Ein portugiesischer Seefahrer sichtete die Inselgruppe zu Beginn des 16. Jahrhunderts auf dem Rückweg von Indien. Die Marinestation wurde in der zweiten Hälfte des 20. Jahrhunderts eingerichtet, nachdem frühere Versuche gescheitert waren, dauerhafte Siedlungen zu errichten.
Die brasilianische Marine unterhält seit 1957 eine wissenschaftliche Station auf der Insel Trindade für meteorologische Beobachtungen und Umweltforschungsprogramme.

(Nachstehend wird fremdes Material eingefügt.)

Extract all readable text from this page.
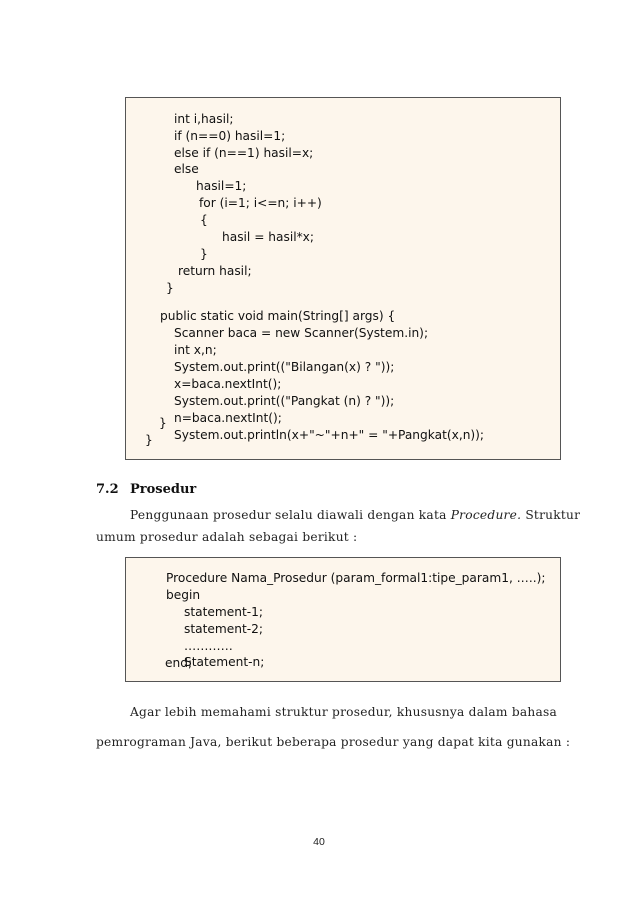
int i,hasil;
if (n==0) hasil=1;
else if (n==1) hasil=x;
else
hasil=1;
for (i=1; i<=n; i++)
{
hasil = hasil*x;
}
return hasil;
}
public static void main(String[] args) {
Scanner baca = new Scanner(System.in);
int x,n;
System.out.print(("Bilangan(x) ? "));
x=baca.nextInt();
System.out.print(("Pangkat (n) ? "));
n=baca.nextInt();
System.out.println(x+"~"+n+" = "+Pangkat(x,n));
}
}
7.2 Prosedur
Penggunaan prosedur selalu diawali dengan kata Procedure. Struktur
umum prosedur adalah sebagai berikut :
Procedure Nama_Prosedur (param_formal1:tipe_param1, .….);
begin
statement-1;
statement-2;
…………
Statement-n;
end;
Agar lebih memahami struktur prosedur, khususnya dalam bahasa
pemrograman Java, berikut beberapa prosedur yang dapat kita gunakan :
40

Die Inselgruppe untersteht militärischer Verwaltung und der Zugang ist stark eingeschränkt. Besucher sollten mit warmem Wetter und kurzen Regenschauern im Laufe des Tages rechnen.
Große Fregattvögel kommen hierher, um zu brüten, und nirgendwo sonst im Atlantik findet diese Art geeignete Bedingungen. Meeresschildkröten legen an den Küsten Tausende Eier ab, da die abgeschiedene Lage Störungen stark reduziert.